There are also other medications that are available for treatment of anxiety that have not been approved by the FDA for anxiety. These include busipirone, buproprione, venlafaxine ER, clomipramine, and atomoxetine.

One area to be cautious of when giving SSRIs to a child is serotonin syndrome, Maaks explained. Serotonin syndrome can be fatal, and may present as agitation, pressured speech, tachycardia, diarrhea, shivering, diaphoresis, mydriasis, clonus, hyperreflexia, tremor, and seizure.

Serotonin syndrome can occur if an SSRI is taken with St. John’s Worst, and it can be stopped with medications such as serotonin-production blocking agents.
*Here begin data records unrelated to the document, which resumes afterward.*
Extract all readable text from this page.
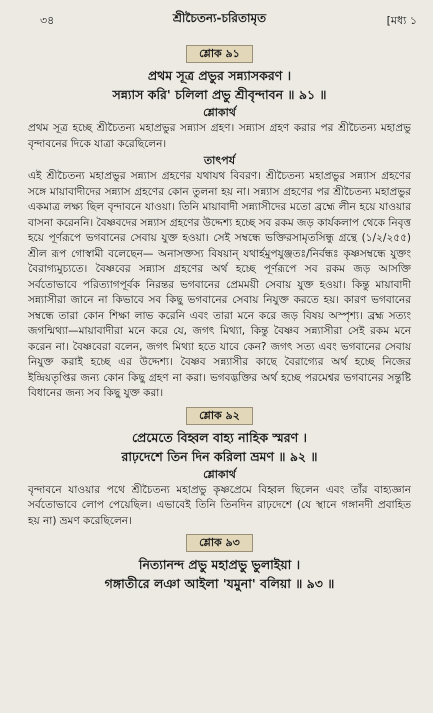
৩৪	শ্রীচৈতন্য-চরিতামৃত	[মধ্য ১
শ্লোক ৯১

প্রথম সূত্র প্রভুর সন্ন্যাসকরণ ।

সন্ন্যাস করি' চলিলা প্রভু শ্রীবৃন্দাবন ॥ ৯১ ॥

শ্লোকার্থ

প্রথম সূত্র হচ্ছে শ্রীচৈতন্য মহাপ্রভুর সন্ন্যাস গ্রহণ। সন্ন্যাস গ্রহণ করার পর শ্রীচৈতন্য মহাপ্রভু বৃন্দাবনের দিকে যাত্রা করেছিলেন।

তাৎপর্য

এই শ্রীচৈতন্য মহাপ্রভুর সন্ন্যাস গ্রহণের যথাযথ বিবরণ। শ্রীচৈতন্য মহাপ্রভুর সন্ন্যাস গ্রহণের সঙ্গে মায়াবাদীদের সন্ন্যাস গ্রহণের কোন তুলনা হয় না। সন্ন্যাস গ্রহণের পর শ্রীচৈতন্য মহাপ্রভুর একমাত্র লক্ষ্য ছিল বৃন্দাবনে যাওয়া। তিনি মায়াবাদী সন্ন্যাসীদের মতো ব্রহ্মে লীন হয়ে যাওয়ার বাসনা করেননি। বৈষ্ণবদের সন্ন্যাস গ্রহণের উদ্দেশ্য হচ্ছে সব রকম জড় কার্যকলাপ থেকে নিবৃত্ত হয়ে পূর্ণরূপে ভগবানের সেবায় যুক্ত হওয়া। সেই সম্বন্ধে ভক্তিরসামৃতসিন্ধু গ্রন্থে (১/২/২৫৫) শ্রীল রূপ গোস্বামী বলেছেন— অনাসক্তস্য বিষয়ান্ যথার্হমুপযুঞ্জতঃ/নির্বন্ধঃ কৃষ্ণসম্বন্ধে যুক্তং বৈরাগ্যমুচ্যতে। বৈষ্ণবের সন্ন্যাস গ্রহণের অর্থ হচ্ছে পূর্ণরূপে সব রকম জড় আসক্তি সর্বতোভাবে পরিত্যাগপূর্বক নিরন্তর ভগবানের প্রেমময়ী সেবায় যুক্ত হওয়া। কিন্তু মায়াবাদী সন্ন্যাসীরা জানে না কিভাবে সব কিছু ভগবানের সেবায় নিযুক্ত করতে হয়। কারণ ভগবানের সম্বন্ধে তারা কোন শিক্ষা লাভ করেনি এবং তারা মনে করে জড় বিষয় অস্পৃশ্য। ব্রহ্ম সত্যং জগন্মিথ্যা—মায়াবাদীরা মনে করে যে, জগৎ মিথ্যা, কিন্তু বৈষ্ণব সন্ন্যাসীরা সেই রকম মনে করেন না। বৈষ্ণবেরা বলেন, জগৎ মিথ্যা হতে যাবে কেন? জগৎ সত্য এবং ভগবানের সেবায় নিযুক্ত করাই হচ্ছে এর উদ্দেশ্য। বৈষ্ণব সন্ন্যাসীর কাছে বৈরাগ্যের অর্থ হচ্ছে নিজের ইন্দ্রিয়তৃপ্তির জন্য কোন কিছু গ্রহণ না করা। ভগবদ্ভক্তির অর্থ হচ্ছে পরমেশ্বর ভগবানের সন্তুষ্টি বিধানের জন্য সব কিছু যুক্ত করা।

শ্লোক ৯২

প্রেমেতে বিহ্বল বাহ্য নাহিক স্মরণ ।

রাঢ়দেশে তিন দিন করিলা ভ্রমণ ॥ ৯২ ॥

শ্লোকার্থ

বৃন্দাবনে যাওয়ার পথে শ্রীচৈতন্য মহাপ্রভু কৃষ্ণপ্রেমে বিহ্বল ছিলেন এবং তাঁর বাহ্যজ্ঞান সর্বতোভাবে লোপ পেয়েছিল। এভাবেই তিনি তিনদিন রাঢ়দেশে (যে স্থানে গঙ্গানদী প্রবাহিত হয় না) ভ্রমণ করেছিলেন।

শ্লোক ৯৩

নিত্যানন্দ প্রভু মহাপ্রভু ভুলাইয়া ।

গঙ্গাতীরে লঞা আইলা 'যমুনা' বলিয়া ॥ ৯৩ ॥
If this syndrome is occurring, stopping the medication will be necessary, which should also, in turn, stop the symptoms.

Maaks also made note that during treatment with an SSRI, if an SSRI is stopped abruptly without tapering, a condition can develop called discontinuation syndrome. This syndrome occurs more commonly with SSRIs that have a longer half-life, such as fluoxetine, and it can appear like the flu.

Symptoms of discontinuation syndrome can include dizziness, fatigue, irritability, insomnia, diarrhea, chills, paresthesias, and vivid dreams. In some rare cases, psychosis, suicidality, and a feeling of being removed from oneself can also occur.

REFERENCE
Maaks DG. ADHD 300: Beyond the Basics. Paper presented at: 2020 Virtual Conference on Pediatric Health Care; June 4 – June 5, 2020; virtual. event.vconferenceonline.com/vconference/odplayer_flash.aspx?id=16559. Accessed July 2, 2020.